The Translator
Shutting out the torment and the fear
deep into the night’s cold morning hours
I work on my translation.
Improbable, that in another tongue
such lines as these were born,
set down, are vivid on his page
and will not come across to mine.
Two ways to go: the forced rhyme
the flaccid filling phrase
or terse, unrhymed,
trying to capture the meaning
as if that could ever be known.
But something does translate —
a voice from bleak immensities
perfect for nights like these:
the wind’s forgotten murmur,
the war that beggars language
speaking the creole of slaughter.
“The Translator” was first published in New Zealand Books (December 2004), included in Best New Zealand Poems 2004, and then collected in Tim Jones’s second collection, All Blacks’ Kitchen Gardens.
Tim Jones is a poet and author of both science fiction and literary fiction who was awarded the NZSA Janet Frame Memorial Award for Literature in 2010. He lives in Wellington. His third poetry collection, Men Briefly Explained, was published in late 2011. Among his other recent books are fantasy novel Anarya’s Secret (RedBrick, 2007), short story collection Transported (Vintage, 2008), and poetry anthology Voyagers: Science Fiction Poetry from New Zealand (Interactive Press, 2009), co-edited with Mark Pirie. Voyagers won the “Best Collected Work” category in the 2010 Sir Julius Vogel Awards. For more, see: Tim’s Amazon author page and his blog.
Very nice!
I like this. I only translate my own work (from English into my native tongue, German) but even though I should be the master of my own meaning, I recognize the truth of this. “trying to capture the meaning / as if that could ever be known.”
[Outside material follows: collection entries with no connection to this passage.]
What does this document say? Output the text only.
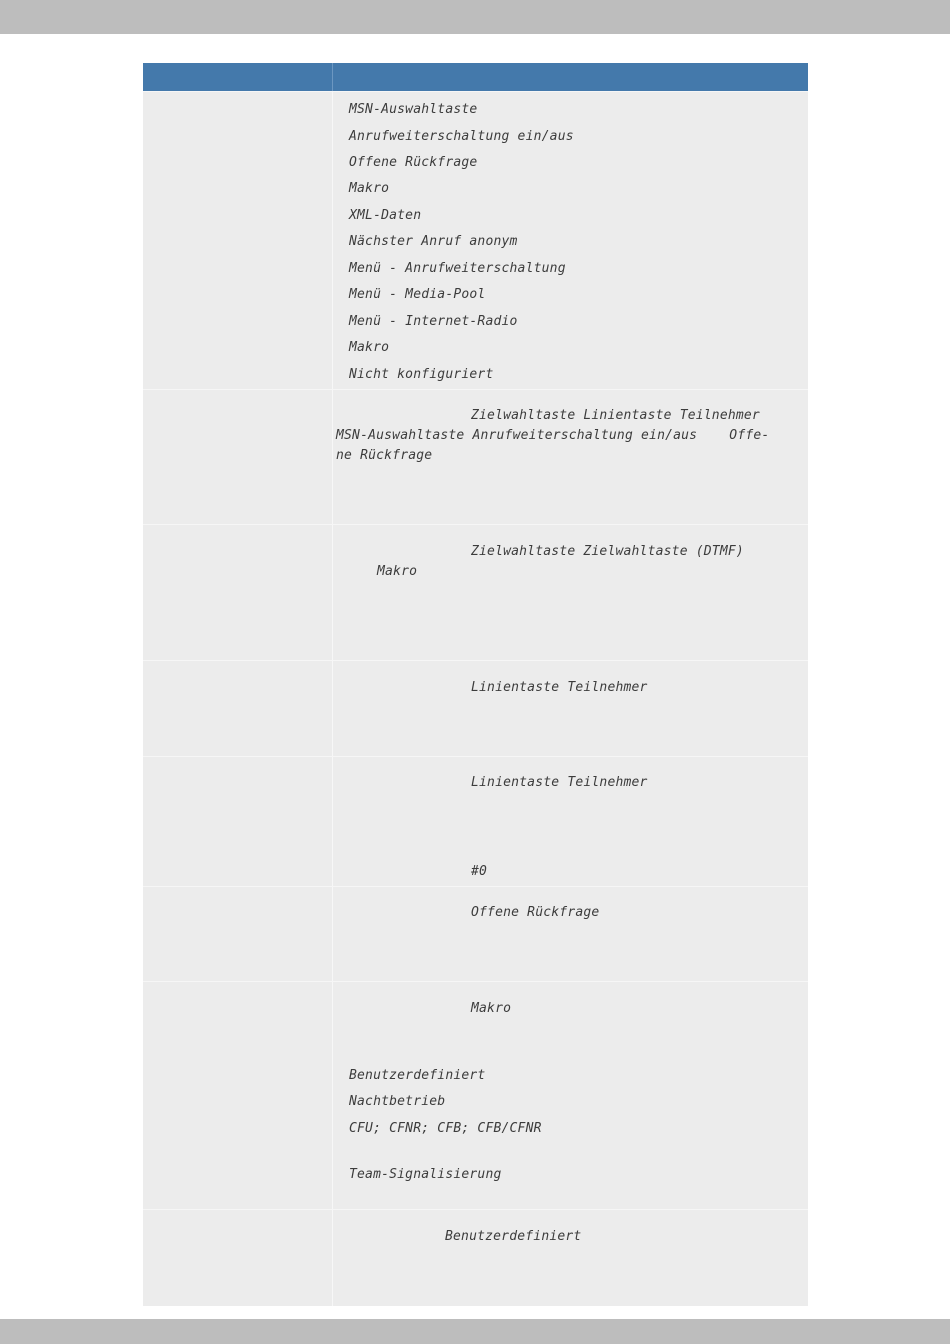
MSN-Auswahltaste
Anrufweiterschaltung ein/aus
Offene Rückfrage
Makro
XML-Daten
Nächster Anruf anonym
Menü - Anrufweiterschaltung
Menü - Media-Pool
Menü - Internet-Radio
Makro
Nicht konfiguriert
Zielwahltaste Linientaste Teilnehmer
MSN-Auswahltaste Anrufweiterschaltung ein/aus    Offe-
ne Rückfrage
Zielwahltaste Zielwahltaste (DTMF)
Makro
Linientaste Teilnehmer
Linientaste Teilnehmer
#0
Offene Rückfrage
Makro
Benutzerdefiniert
Nachtbetrieb
CFU; CFNR; CFB; CFB/CFNR
Team-Signalisierung
Benutzerdefiniert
It’s a fascinating theme: translations and the tasks they present. This line spoke to me especially: “Improbable, that in another tongue such lines as these were born.”
I did some translations for a forum software last year. You think it should be easy, translating those short lines, but it was like a puzzle, a reminder that each language is like an own creature with an own habitat, even more so when it comes to poetic / literary texts.